Submitted to: International Association for Food Protection
Publication Type: Abstract Only
Publication Acceptance Date: March 10, 2009
Publication Date: July 13, 2009
Citation: Nou, X., Millner, P.D., Patel, J.R., Sharma, M., Ingram, D.T. 2009. Effect of fresh produce crop residue on the survival of Escherichia coli O157:H7 in soil [abstract]. International Association for Food Protection 2009 Abstract Book. Paper No. T5-03. p. 41. Technical Abstract: Introduction: Significant amounts of un-harvested crop residues are incorporated into the soil at the end of the growing seasons on leafy green produce fields. The extent to which these plant remnants contribute to persistence of soil and produce contamination by bacterial pathogens during the subsequent growing season is unclear. Purpose: The purpose was to evaluate the effects of decomposing plant residues on the survival and proliferation of E. coli O157:H7 in soil. Methods: Spinach leaves and soil were inoculated with several E. coli O157:H7 strains and buried in soil with leaves of cabbage, tubers of forage radish, or spinach.

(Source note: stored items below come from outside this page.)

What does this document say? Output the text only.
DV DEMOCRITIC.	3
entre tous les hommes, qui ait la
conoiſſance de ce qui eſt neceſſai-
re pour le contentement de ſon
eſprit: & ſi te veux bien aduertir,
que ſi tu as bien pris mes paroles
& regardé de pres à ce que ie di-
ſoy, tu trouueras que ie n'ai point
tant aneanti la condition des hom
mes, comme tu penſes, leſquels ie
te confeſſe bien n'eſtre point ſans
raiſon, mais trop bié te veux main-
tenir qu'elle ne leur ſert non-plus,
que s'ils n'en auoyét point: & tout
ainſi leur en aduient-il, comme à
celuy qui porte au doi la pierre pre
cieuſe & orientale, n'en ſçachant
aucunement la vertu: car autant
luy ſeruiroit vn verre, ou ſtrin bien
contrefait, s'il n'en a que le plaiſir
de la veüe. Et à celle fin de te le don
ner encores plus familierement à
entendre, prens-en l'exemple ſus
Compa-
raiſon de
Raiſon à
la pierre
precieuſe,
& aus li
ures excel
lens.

Survival and proliferation of inoculated pathogenic strains was measured for 35 days during biomass decomposition using MPN procedures. Results: No significant proliferation of E. coli O157:H7 strains occurred during the 5 wk biomass decomposition period. However, E. coli O157H7 survival was significantly affected by type of decaying biomass. When E. coli O157:H7-inoculated spinach leaves were exposed to cabbage biomass, the pathogen population declined by 5.0 log after 35 days of decomposition in soil, compared to 3.4, 3.0, and 3.3 log when exposed to biomasses of spinach, radish tubers, or soil without added biomass, respectively. Survival of E. coli O157:H7 inoculated from bovine fecal solids was not significantly affected when different types of crop biomass were tested. Significance: Cabbage and other brassicaceous plants have robust glucosinolate-myrosinase systems. Several glucosinalate hydrolysis products released during decomposition may reduce survival of bacterial pathogens under certain conditions (soil biofumigation). Data from this study suggests that biofumigation in conjunction with Brassica plant rotation could be an effective means in mitigating field contamination by bacterial pathogens in leafy green production systems.